Except for the star cast – there’s no way that these five people could be sitting together drinking tea except in a trekking scenario.
But, a couple of weeks before leaving for the trip to Leh, it is not unusual for me to be dreaming of it. After all, I often dream of what is uppermost in my mind, what I am talking or thinking about before sleeping, or of events in the offing.
But how could reality so closely adhere to the dream? It can’t be coincidence.
If it were a one-off event, I probably would dismiss it; but it has happened to me before. One occasion that I can’t forget, was when I was perhaps 10 years old. We were living in a multi-storeyed apartment, and one night I dreamt that the old man two floors below us had died. The next morning, we found out that he really had.
Scary! Especially because I had no recognition of this old man. In my dream, I saw someone dead and I just knew it was him even though I did not recognize him or know him.
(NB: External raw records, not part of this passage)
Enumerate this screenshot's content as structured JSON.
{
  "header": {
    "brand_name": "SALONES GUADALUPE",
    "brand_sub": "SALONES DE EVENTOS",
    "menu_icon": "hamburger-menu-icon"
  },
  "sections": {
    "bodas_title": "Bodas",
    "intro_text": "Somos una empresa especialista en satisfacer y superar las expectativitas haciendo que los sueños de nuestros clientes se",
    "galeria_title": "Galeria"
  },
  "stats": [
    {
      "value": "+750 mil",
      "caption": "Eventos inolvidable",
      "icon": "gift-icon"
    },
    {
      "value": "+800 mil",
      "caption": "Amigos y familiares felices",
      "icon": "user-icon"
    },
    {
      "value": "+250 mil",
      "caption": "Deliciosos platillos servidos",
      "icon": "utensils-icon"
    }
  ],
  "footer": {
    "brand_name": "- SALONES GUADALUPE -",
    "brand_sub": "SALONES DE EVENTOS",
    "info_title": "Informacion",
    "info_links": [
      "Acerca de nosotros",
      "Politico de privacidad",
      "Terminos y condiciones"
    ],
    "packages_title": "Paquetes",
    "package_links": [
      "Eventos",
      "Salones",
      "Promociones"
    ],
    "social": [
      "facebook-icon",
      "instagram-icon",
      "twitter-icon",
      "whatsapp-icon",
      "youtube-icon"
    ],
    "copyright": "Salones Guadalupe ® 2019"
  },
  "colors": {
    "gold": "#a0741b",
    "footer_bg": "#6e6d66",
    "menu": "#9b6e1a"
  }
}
The only possible explanation I could come up with was that perhaps I heard something, transmitted through the walls, floors and woodwork. Sounds far-fetched, but less so than any other explanation.
Coincidence? I hope so, but isn’t it a really really improbable coincidence?
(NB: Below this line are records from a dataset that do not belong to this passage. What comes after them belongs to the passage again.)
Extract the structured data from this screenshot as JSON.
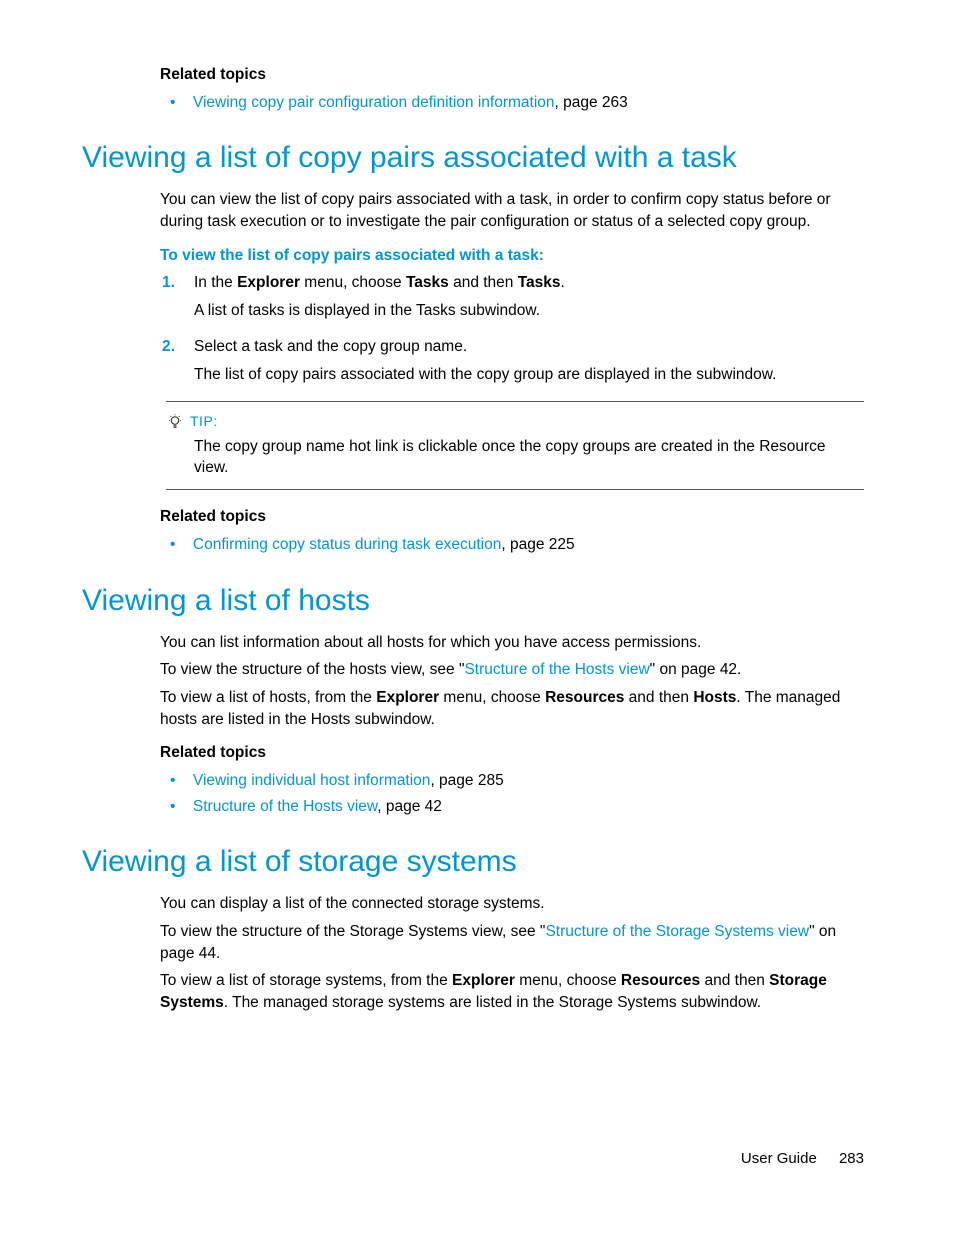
{
  "top_related": {
    "heading": "Related topics",
    "items": [
      {
        "link": "Viewing copy pair configuration definition information",
        "suffix": ", page 263"
      }
    ]
  },
  "section1": {
    "title": "Viewing a list of copy pairs associated with a task",
    "p1": "You can view the list of copy pairs associated with a task, in order to confirm copy status before or during task execution or to investigate the pair configuration or status of a selected copy group.",
    "proc_intro": "To view the list of copy pairs associated with a task:",
    "step1_a": "In the ",
    "step1_b": "Explorer",
    "step1_c": " menu, choose ",
    "step1_d": "Tasks",
    "step1_e": " and then ",
    "step1_f": "Tasks",
    "step1_g": ".",
    "step1_p": "A list of tasks is displayed in the Tasks subwindow.",
    "step2_a": "Select a task and the copy group name.",
    "step2_p": "The list of copy pairs associated with the copy group are displayed in the subwindow.",
    "tip_label": "TIP:",
    "tip_body": "The copy group name hot link is clickable once the copy groups are created in the Resource view.",
    "related_heading": "Related topics",
    "related_items": [
      {
        "link": "Confirming copy status during task execution",
        "suffix": ", page 225"
      }
    ]
  },
  "section2": {
    "title": "Viewing a list of hosts",
    "p1": "You can list information about all hosts for which you have access permissions.",
    "p2_a": "To view the structure of the hosts view, see \"",
    "p2_link": "Structure of the Hosts view",
    "p2_b": "\" on page 42.",
    "p3_a": "To view a list of hosts, from the ",
    "p3_b": "Explorer",
    "p3_c": " menu, choose ",
    "p3_d": "Resources",
    "p3_e": " and then ",
    "p3_f": "Hosts",
    "p3_g": ". The managed hosts are listed in the Hosts subwindow.",
    "related_heading": "Related topics",
    "related_items": [
      {
        "link": "Viewing individual host information",
        "suffix": ", page 285"
      },
      {
        "link": "Structure of the Hosts view",
        "suffix": ", page 42"
      }
    ]
  },
  "section3": {
    "title": "Viewing a list of storage systems",
    "p1": "You can display a list of the connected storage systems.",
    "p2_a": "To view the structure of the Storage Systems view, see  \"",
    "p2_link": "Structure of the Storage Systems view",
    "p2_b": "\" on page 44.",
    "p3_a": "To view a list of storage systems, from the ",
    "p3_b": "Explorer",
    "p3_c": " menu, choose ",
    "p3_d": "Resources",
    "p3_e": " and then ",
    "p3_f": "Storage Systems",
    "p3_g": ". The managed storage systems are listed in the Storage Systems subwindow."
  },
  "footer": {
    "label": "User Guide",
    "page": "283"
  }
}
Less dramatic instances of dreams coming true have occurred over the years. I remember dreaming once that I was being driven to school by my father, and sure enough, the next morning my sister and I missed our school bus and were driven to school by my father. Again, as this time, the actual scene that I dreamt was of alighting in front of school from our red van and waving bye to my father, and the exact same scene transpired. In this instance, you can easily shrug the matter off as coincidence or perhaps as something that I subconsciously caused to occur, by sleeping late, getting up late, whatever.
But the old man two floors below dying? I couldn’t have caused that!
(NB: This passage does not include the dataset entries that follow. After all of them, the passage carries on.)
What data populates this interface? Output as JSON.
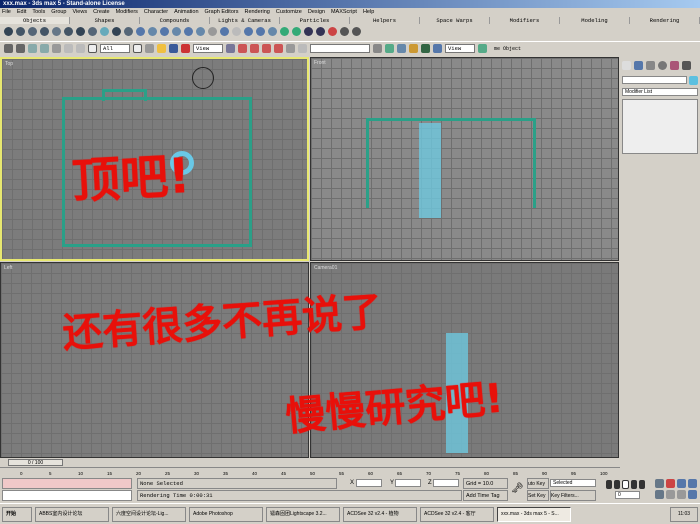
{
  "window": {
    "title": "xxx.max - 3ds max 5 - Stand-alone License"
  },
  "menu": [
    "File",
    "Edit",
    "Tools",
    "Group",
    "Views",
    "Create",
    "Modifiers",
    "Character",
    "Animation",
    "Graph Editors",
    "Rendering",
    "Customize",
    "Design",
    "MAXScript",
    "Help"
  ],
  "tabs": [
    "Objects",
    "Shapes",
    "Compounds",
    "Lights & Cameras",
    "Particles",
    "Helpers",
    "Space Warps",
    "Modifiers",
    "Modeling",
    "Rendering"
  ],
  "toolbar": {
    "selection_filter": "All",
    "ref_coord": "View",
    "view2": "View",
    "named_object": "me Object"
  },
  "viewports": [
    "Top",
    "Front",
    "Left",
    "Camera01"
  ],
  "annotations": [
    "顶吧!",
    "还有很多不再说了",
    "慢慢研究吧!"
  ],
  "command_panel": {
    "modifier_list": "Modifier List"
  },
  "timeline": {
    "frame": "0 / 100",
    "ticks": [
      "0",
      "5",
      "10",
      "15",
      "20",
      "25",
      "30",
      "35",
      "40",
      "45",
      "50",
      "55",
      "60",
      "65",
      "70",
      "75",
      "80",
      "85",
      "90",
      "95",
      "100"
    ]
  },
  "status": {
    "selection": "None Selected",
    "render_time": "Rendering Time  0:00:31",
    "x": "X",
    "y": "Y",
    "z": "Z",
    "grid": "Grid = 10.0",
    "add_time_tag": "Add Time Tag",
    "auto_key": "uto Key",
    "set_key": "Set Key",
    "key_mode": "Selected",
    "key_filters": "Key Filters...",
    "frame_field": "0"
  },
  "taskbar": {
    "start": "开始",
    "items": [
      "ABBS室内设计论坛",
      "六度空间设计论坛-Lig...",
      "Adobe Photoshop",
      "镭森固团Lightscape 3.2...",
      "ACDSee 32 v2.4 - 植物",
      "ACDSee 32 v2.4 - 客厅",
      "xxx.max - 3ds max 5 - S..."
    ],
    "clock": "11:03"
  }
}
Nor could I have caused the tea and biscuits scenario.
There have been others, not a huge number, maybe three or four.
Thankfully, not all my dreams come true. I’ve had many, many dreams of adventure, finding treasures, flying, falling, being chased by lions, being trapped in an elevator that keeps ascending right through the roof of the building (and I still don’t have an irrational fear of elevators) and whatnot and none of those have yet come true. I dreamt of a friend’s marriage being discussed, but when I checked with her she told me there had been no developments on that front. I have also dreamt of other people dying, which, thank goodness, have not come true.
So what does it all mean? Does it mean anything? Amit puts it down to coincidence, but I’m not so sure any more.
Yet, if it means anything at all, even the most innocuous explanation is… weird.
Let’s say that I sometimes see things that have not yet happened, but will or are happening. Does that mean that everything that will happen is already predestined and occasionally we get a sneak preview of it (a la Nostradamus, who got to see entire trailers)? That’s terrible! How can something so mundane as declining a biscuit be preordained? Don’t we have any control over what events transpire and how?
Or is it that we see only one possible outcome, but other outcomes are possible as well? So, I could have refused the biscuit or accepted it, and I could have chosen to go to Leh or not to even go there, but I saw only one version in the dream and that just happened to be the version that came true. That, at least, would explain why many dreams don’t come true. But for the version of dream and reality to match down to the arrangement of people in a room… it’s still weird. We could, after all, have been standing, or seated around a dining table.
Well, I dunno. I don’t want to sound like a lunatic, but you have to agree that it is strange.
Maybe I should pay more attention to my dreams in future.